Let $G$ a topological group. It is Hausdorff and locally compact. Why , if every point has a neighborhood that contains a finite number of points, then G is discrete?

Answer 1

This does not depend on the group structure at all.

Claim. Let $X$ be a Hausdorff topological space such that every point has a finite neighborhood. Then the topology is discrete.

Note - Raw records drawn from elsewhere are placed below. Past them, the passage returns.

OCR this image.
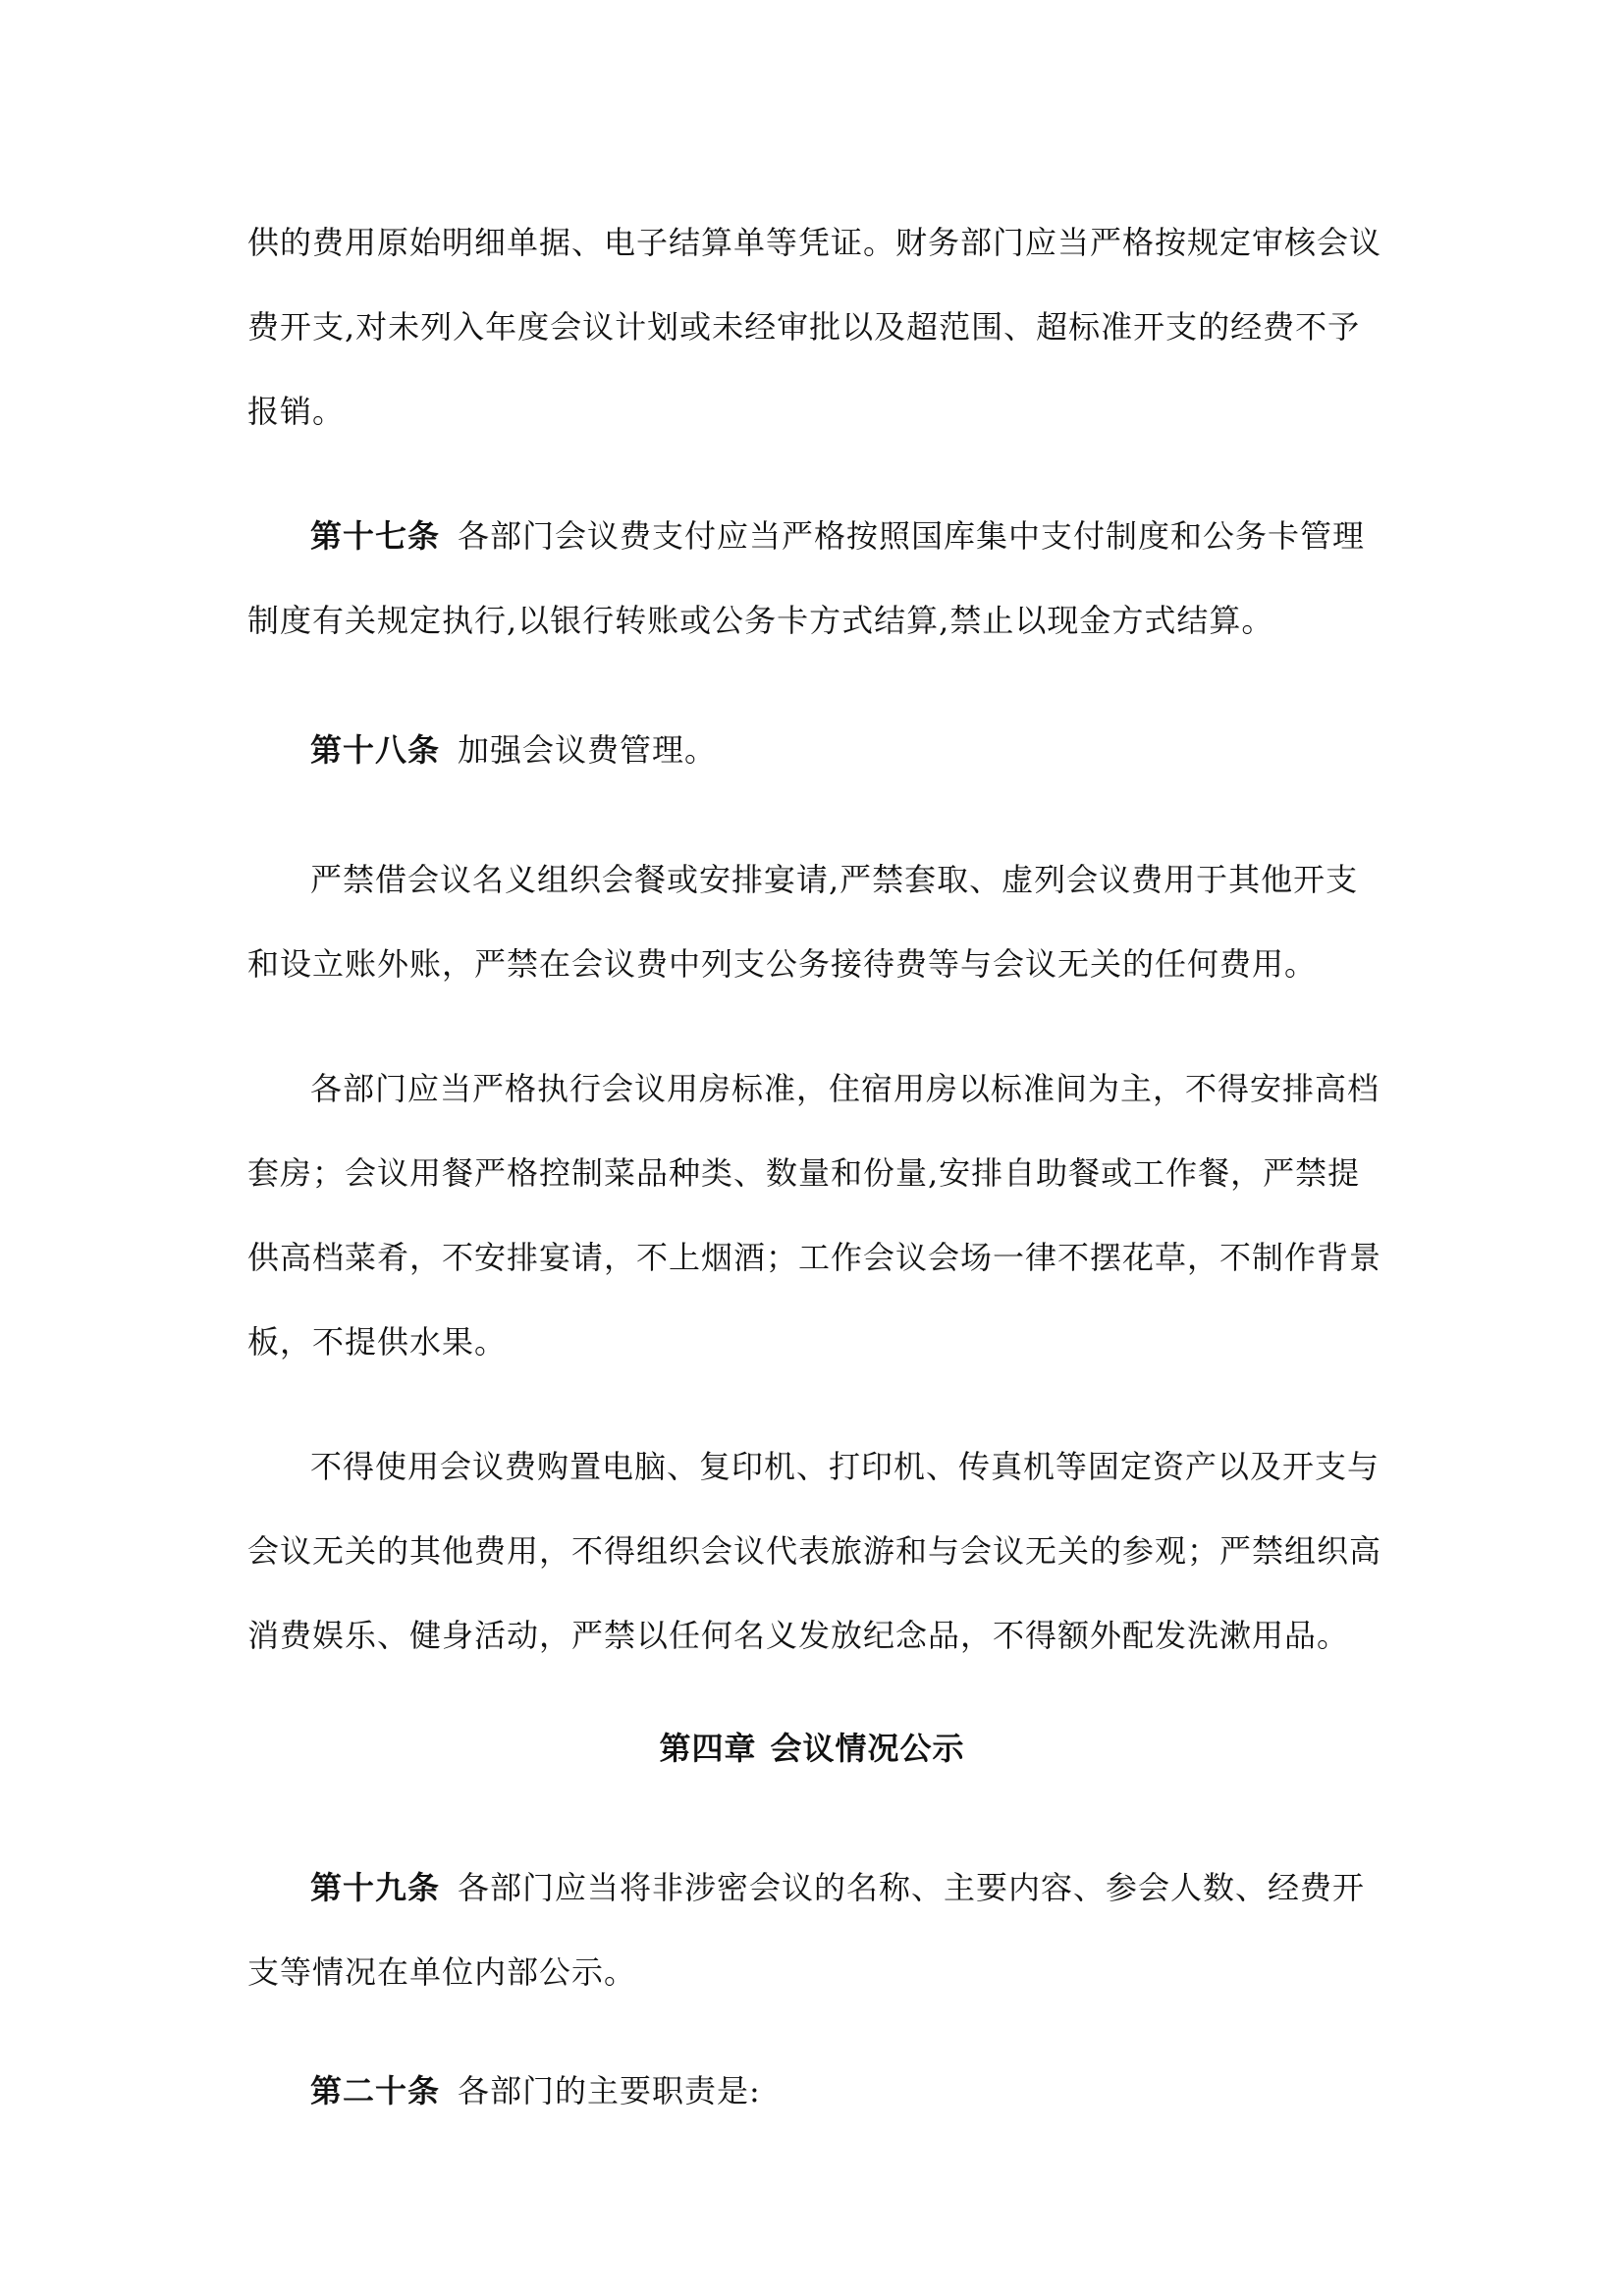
供的费用原始明细单据、电子结算单等凭证。财务部门应当严格按规定审核会议费开支,对未列入年度会议计划或未经审批以及超范围、超标准开支的经费不予报销。

第十七条 各部门会议费支付应当严格按照国库集中支付制度和公务卡管理制度有关规定执行,以银行转账或公务卡方式结算,禁止以现金方式结算。

第十八条 加强会议费管理。

严禁借会议名义组织会餐或安排宴请,严禁套取、虚列会议费用于其他开支和设立账外账，严禁在会议费中列支公务接待费等与会议无关的任何费用。

各部门应当严格执行会议用房标准，住宿用房以标准间为主，不得安排高档套房；会议用餐严格控制菜品种类、数量和份量,安排自助餐或工作餐，严禁提供高档菜肴，不安排宴请，不上烟酒；工作会议会场一律不摆花草，不制作背景板，不提供水果。

不得使用会议费购置电脑、复印机、打印机、传真机等固定资产以及开支与会议无关的其他费用，不得组织会议代表旅游和与会议无关的参观；严禁组织高消费娱乐、健身活动，严禁以任何名义发放纪念品，不得额外配发洗漱用品。

第四章 会议情况公示

第十九条 各部门应当将非涉密会议的名称、主要内容、参会人数、经费开支等情况在单位内部公示。

第二十条 各部门的主要职责是:
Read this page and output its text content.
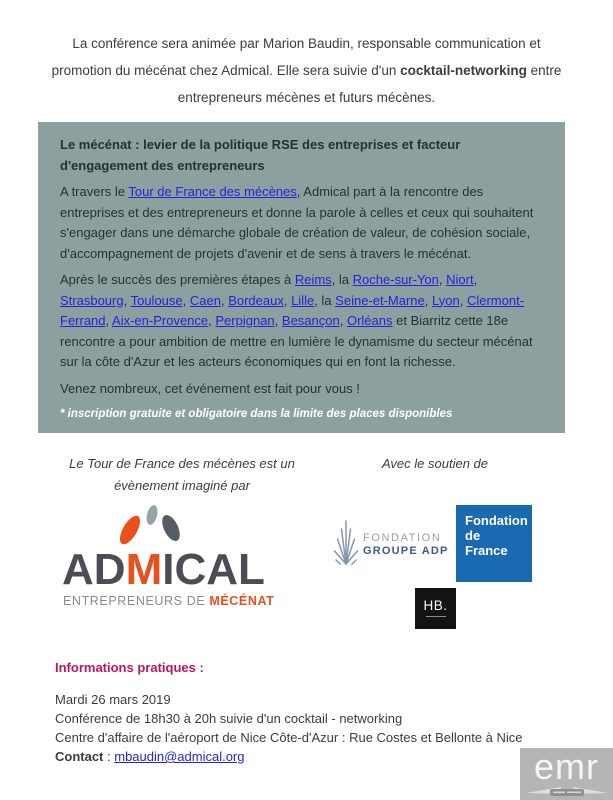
La conférence sera animée par Marion Baudin, responsable communication et promotion du mécénat chez Admical. Elle sera suivie d'un cocktail-networking entre entrepreneurs mécènes et futurs mécènes.
Le mécénat : levier de la politique RSE des entreprises et facteur d'engagement des entrepreneurs

A travers le Tour de France des mécènes, Admical part à la rencontre des entreprises et des entrepreneurs et donne la parole à celles et ceux qui souhaitent s'engager dans une démarche globale de création de valeur, de cohésion sociale, d'accompagnement de projets d'avenir et de sens à travers le mécénat.

Après le succès des premières étapes à Reims, la Roche-sur-Yon, Niort, Strasbourg, Toulouse, Caen, Bordeaux, Lille, la Seine-et-Marne, Lyon, Clermont-Ferrand, Aix-en-Provence, Perpignan, Besançon, Orléans et Biarritz cette 18e rencontre a pour ambition de mettre en lumière le dynamisme du secteur mécénat sur la côte d'Azur et les acteurs économiques qui en font la richesse.

Venez nombreux, cet événement est fait pour vous !

* inscription gratuite et obligatoire dans la limite des places disponibles
Le Tour de France des mécènes est un évènement imaginé par
Avec le soutien de
ADMICAL
ENTREPRENEURS DE MÉCÉNAT
FONDATION
GROUPE ADP
Fondation
de
France
HB.
Informations pratiques :
Mardi 26 mars 2019
Conférence de 18h30 à 20h suivie d'un cocktail - networking
Centre d'affaire de l'aéroport de Nice Côte-d'Azur : Rue Costes et Bellonte à Nice
Contact : mbaudin@admical.org	emr
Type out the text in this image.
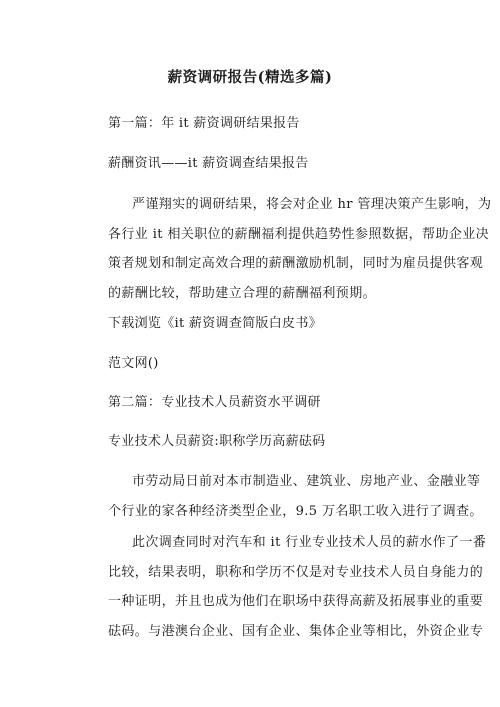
薪资调研报告(精选多篇)

第一篇：年 it 薪资调研结果报告

薪酬资讯——it 薪资调查结果报告

严谨翔实的调研结果，将会对企业 hr 管理决策产生影响，为
各行业 it 相关职位的薪酬福利提供趋势性参照数据，帮助企业决
策者规划和制定高效合理的薪酬激励机制，同时为雇员提供客观
的薪酬比较，帮助建立合理的薪酬福利预期。

下载浏览《it 薪资调查简版白皮书》

范文网()

第二篇：专业技术人员薪资水平调研

专业技术人员薪资:职称学历高薪砝码

市劳动局日前对本市制造业、建筑业、房地产业、金融业等
个行业的家各种经济类型企业，9.5 万名职工收入进行了调查。
此次调查同时对汽车和 it 行业专业技术人员的薪水作了一番
比较，结果表明，职称和学历不仅是对专业技术人员自身能力的
一种证明，并且也成为他们在职场中获得高薪及拓展事业的重要
砝码。与港澳台企业、国有企业、集体企业等相比，外资企业专
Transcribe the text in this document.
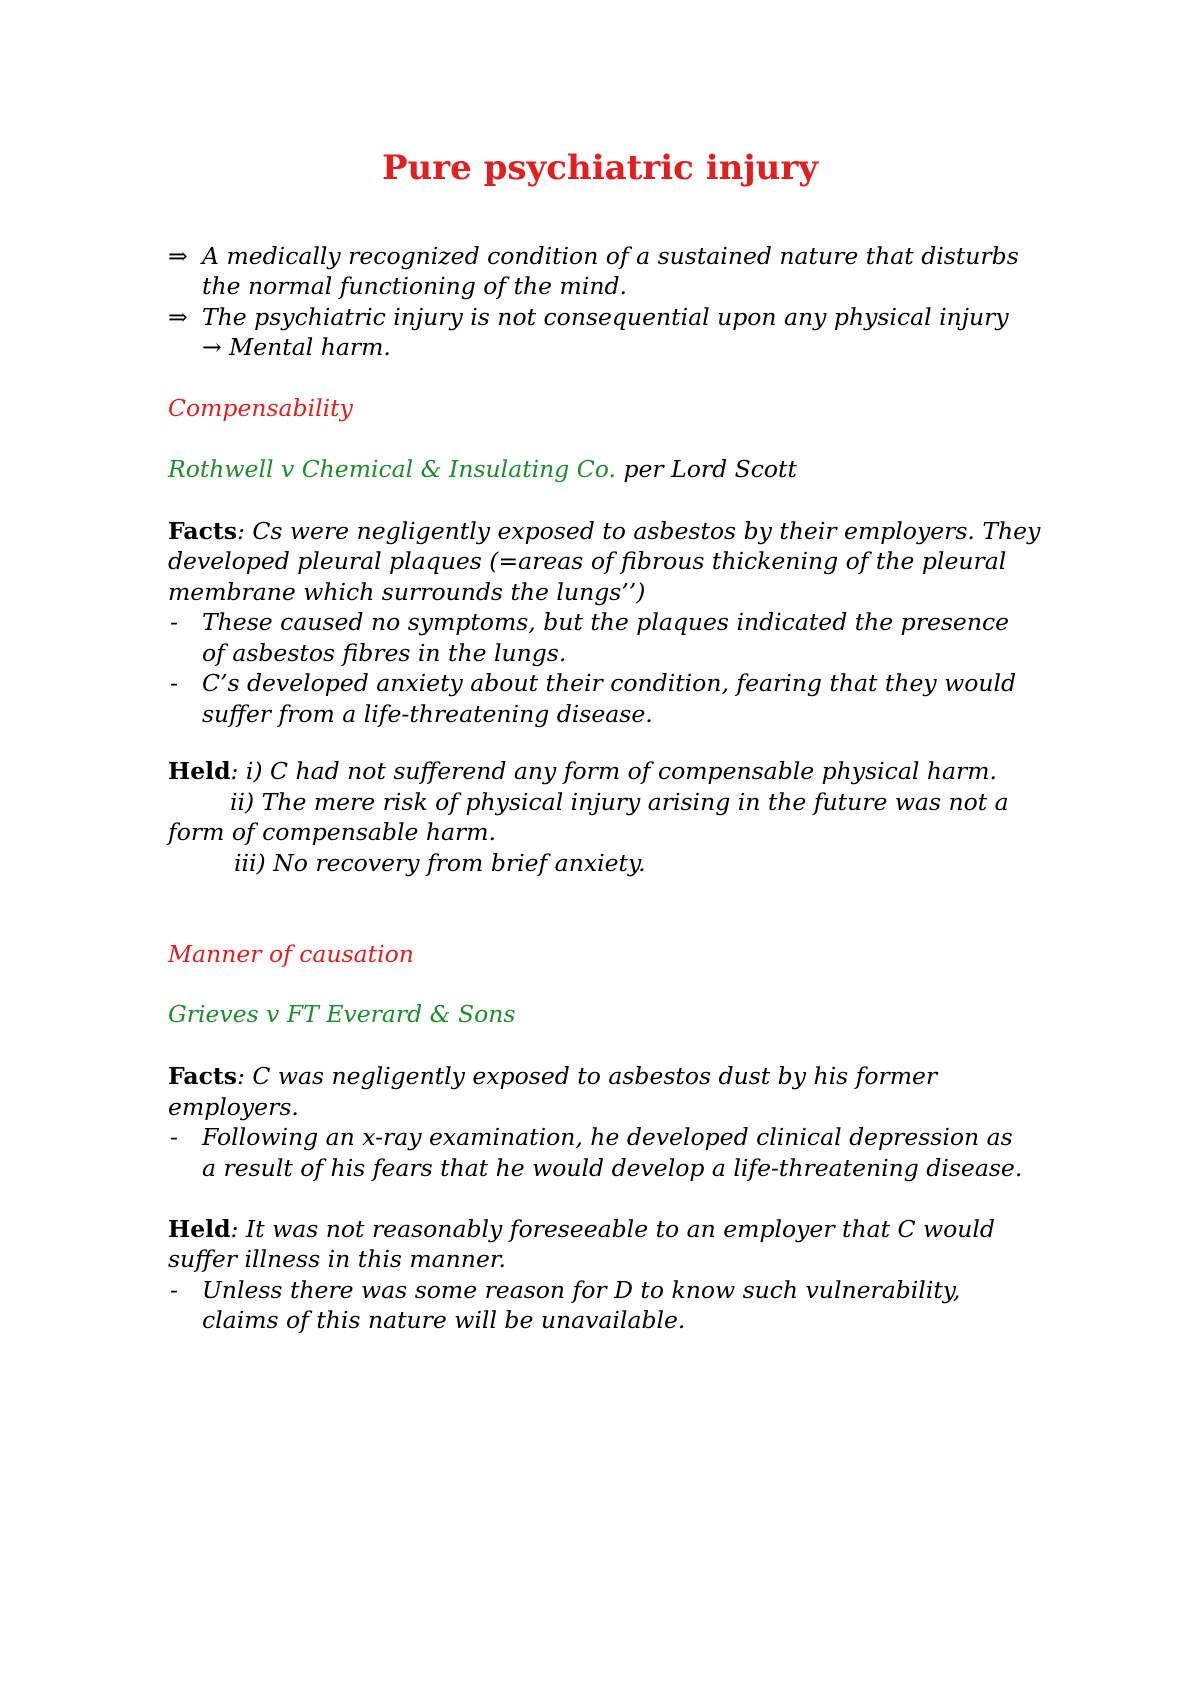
Pure psychiatric injury
⇒ A medically recognized condition of a sustained nature that disturbs
the normal functioning of the mind.
⇒ The psychiatric injury is not consequential upon any physical injury
→ Mental harm.
Compensability
Rothwell v Chemical & Insulating Co. per Lord Scott
Facts: Cs were negligently exposed to asbestos by their employers. They
developed pleural plaques (=areas of fibrous thickening of the pleural
membrane which surrounds the lungs’’)
- These caused no symptoms, but the plaques indicated the presence
of asbestos fibres in the lungs.
- C’s developed anxiety about their condition, fearing that they would
suffer from a life-threatening disease.
Held: i) C had not sufferend any form of compensable physical harm.
ii) The mere risk of physical injury arising in the future was not a
form of compensable harm.
iii) No recovery from brief anxiety.
Manner of causation
Grieves v FT Everard & Sons
Facts: C was negligently exposed to asbestos dust by his former
employers.
- Following an x-ray examination, he developed clinical depression as
a result of his fears that he would develop a life-threatening disease.
Held: It was not reasonably foreseeable to an employer that C would
suffer illness in this manner.
- Unless there was some reason for D to know such vulnerability,
claims of this nature will be unavailable.
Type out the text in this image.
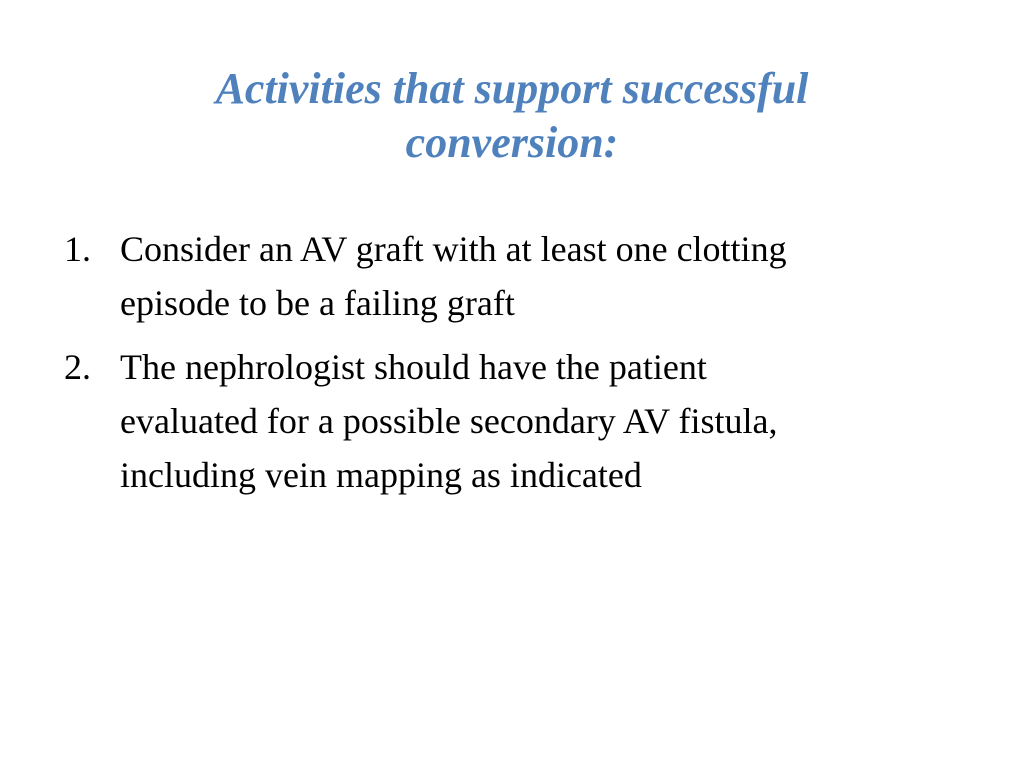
Activities that support successful
conversion:
1. Consider an AV graft with at least one clotting
episode to be a failing graft
2. The nephrologist should have the patient
evaluated for a possible secondary AV fistula,
including vein mapping as indicated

Proof. For every $x\in X$ let $U_x=\{x, u_1,\ldots,u_n\}$ be a finite open set containing $x$. Apply the Haudorff property to each of the pairs $(x,u_i)$ in turn to obtain open sets separating $x$ from each of the $u_i$. Intersect $U_x$ with the sets separating $x$ from the $u_i$ to obtain the singleton set $\{x\}$, which is open since it is a finite intersection of open sets.

Answer 2

Let $x \in G$ and let $U$ be a finite open set such that $x \in U$. Since $G$ is Hausdorff each singleton set is closed. If you remove from $U$ all points except $x$ you will be left with $\{x\}$. This proves that each singleton set is open (since finite union of closed sets is closed). Hence all sets are open.

Answer 3

Your point $p$ has a finite neighbourhood $N$. Let the other points of $N$ be $p_1,\ldots,p_n$. By Hausdorffness, $p$ has a neighbourhood $U_j$ not containing $p_j$. Then $N\cap U_1\cap\cdots \cap U_n=\{p\}$ is a neighbourhood of $p$. Therefore $G$ is discrete.

Answer 4

Let $x$ be a point of $G$ and $U$ an open subset of $x$ whose element are $x_1=x,...,x_n$ since $G$ is Haussdorff there exists open subsets $U_i, V_i, i>1$ such that $x_i\in U_i, x\in V_i$ and $U_i\cap V_i$ is empty. Take $V=U\cap_i V_i$. $V$ is an open subset whose only element is $x$.